This article on HA and FT at ReadWriteWeb caught my eye. A while ago I used to work at Stratus and it is not often that I hear their name these days. Stratus’ Fault Tolerant systems achieve their impressive uptime by hardware redundancy.
In very simple terms, if the probability of some component or sub-system failure is p, then the probability of two failures at the same time is a much smaller p * p.
When I was at Stratus, we used to guarantee “five nines”, or an uptime of 99.999% on systems that ran credit card networks, banking systems, air traffic control systems, and so on.

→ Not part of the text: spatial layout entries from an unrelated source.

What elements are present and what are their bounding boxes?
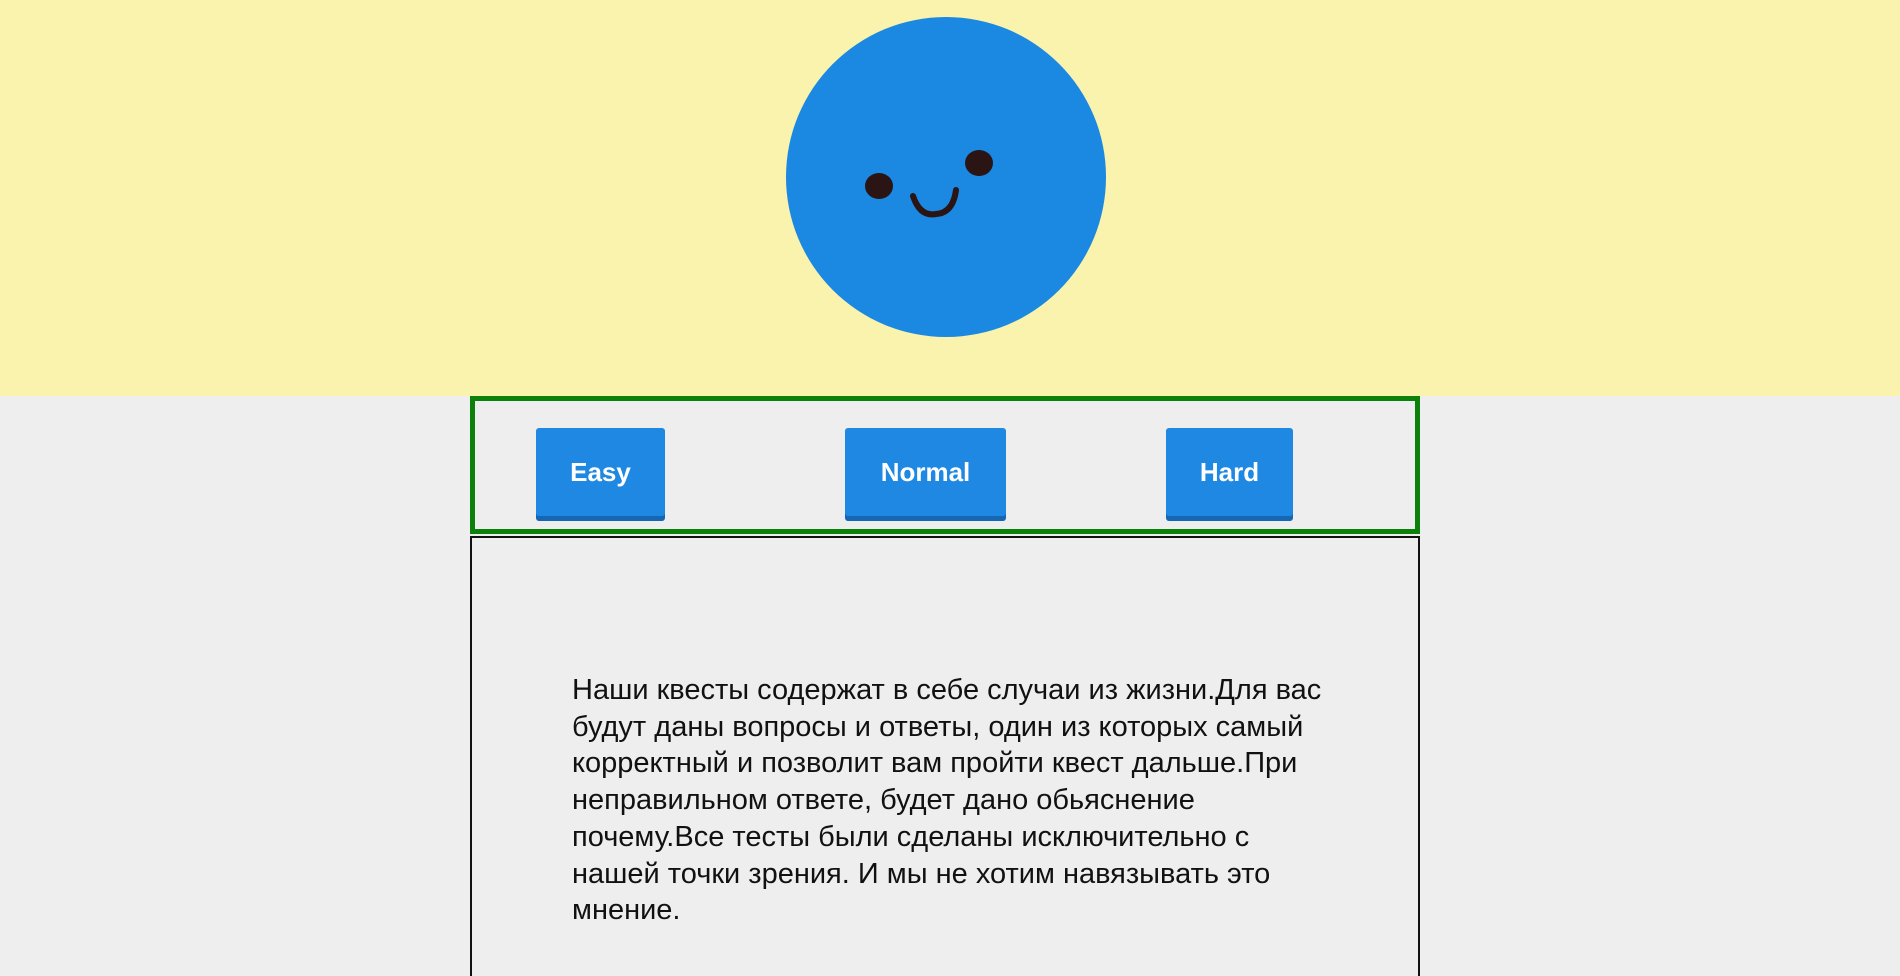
description-panel: Наши квесты содержат в себе случаи из жи… [470,536,1420,976]
normal-button[interactable]: Normal [845,428,1006,516]
right-eye [965,150,993,176]
smiley-face-icon [786,17,1106,337]
easy-button[interactable]: Easy [536,428,665,516]
left-eye [865,173,893,199]
smile-mouth [910,187,959,218]
hero-banner [0,0,1900,396]
hard-button[interactable]: Hard [1166,428,1293,516]
description-text: Наши квесты содержат в себе случаи из жи… [572,674,1322,927]
smiley-face-graphic [865,150,993,218]
difficulty-selector: Easy Normal Hard [470,396,1420,534]
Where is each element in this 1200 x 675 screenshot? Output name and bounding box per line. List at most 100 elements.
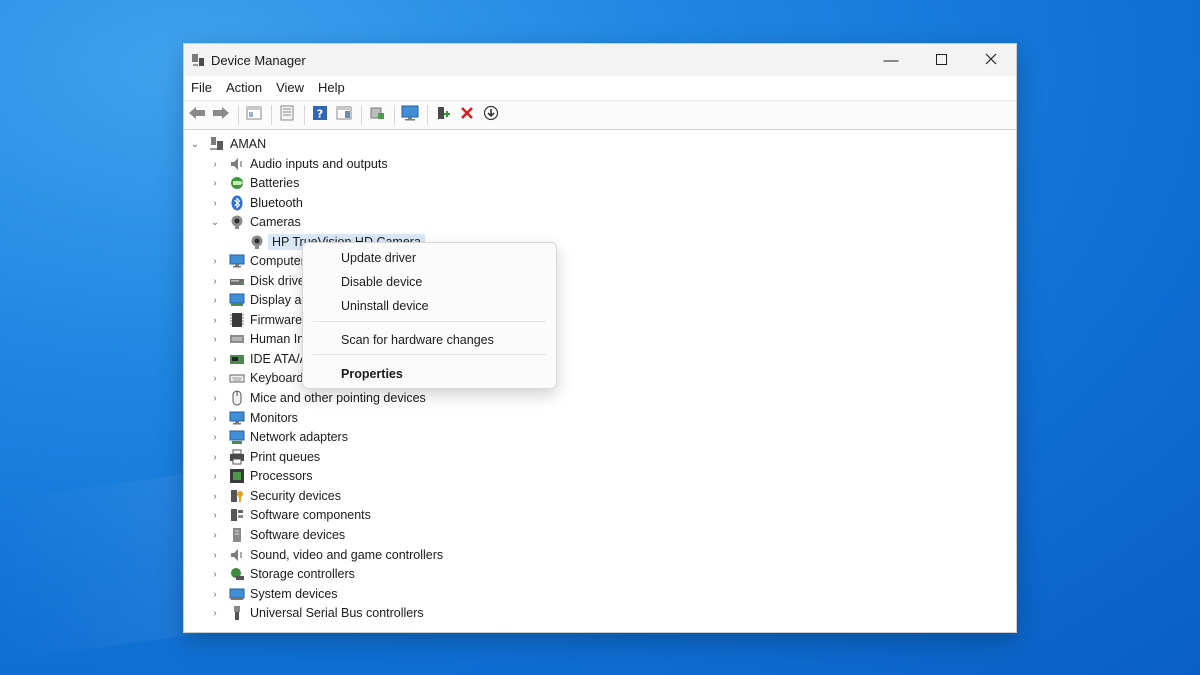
tree-category-processors[interactable]: › Processors [210, 466, 313, 486]
tree-category-storage[interactable]: › Storage controllers [210, 564, 355, 584]
tree-category-label: Keyboards [250, 371, 310, 385]
update-driver-toolbar-button[interactable] [366, 104, 388, 126]
chevron-right-icon[interactable]: › [210, 198, 220, 209]
tree-category-audio[interactable]: › Audio inputs and outputs [210, 154, 387, 174]
window-controls: — [866, 44, 1016, 76]
uninstall-toolbar-button[interactable] [456, 104, 478, 126]
minimize-button[interactable]: — [866, 44, 916, 76]
chevron-right-icon[interactable]: › [210, 471, 220, 482]
tree-category-label: Processors [250, 469, 313, 483]
show-hide-console-tree-button[interactable] [243, 104, 265, 126]
chevron-right-icon[interactable]: › [210, 354, 220, 365]
display-adapter-icon [229, 292, 245, 308]
update-driver-icon [369, 105, 385, 126]
tree-category-computer[interactable]: › Computer [210, 251, 305, 271]
tree-category-label: Universal Serial Bus controllers [250, 606, 424, 620]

Systems where the cost of downtime could be measured either in hundreds of thousands or millions of dollars an hour, or in human lives potentially lost.
Before I worked at Stratus, I used to work for a Stratus Customer and my first experience with Fault Tolerance was when I received a box in the mail with a note that said something to the effect that a CPU board had failed in one of our systems (about a month ago), so please pop that board out and put this replacement board in its place.
And we hadn’t realized it, the system had been chugging along just fine!
So what does uptime % translate to in terms of hours and minutes?
99% uptime : 3.65 days of downtime per year
99.9% uptime: 8.76 hours of downtime per year
99.99% uptime: 52.56 minutes of downtime per year
99.999% uptime: 5.256 minutes of downtime per year
Stratus claims that across its customer base of 8000 servers the uptime is 99.9998%
99.9998% uptime: 63 seconds of downtime per year.
Now, that’s pretty awesome!
And when I flew into Schipol Airport, or saw containers being loaded onto ships in Singapore, or I used my American Express Credit Card, logged into AOL, or looked at my 401(k) on Fidelity, I felt pretty darn proud of it!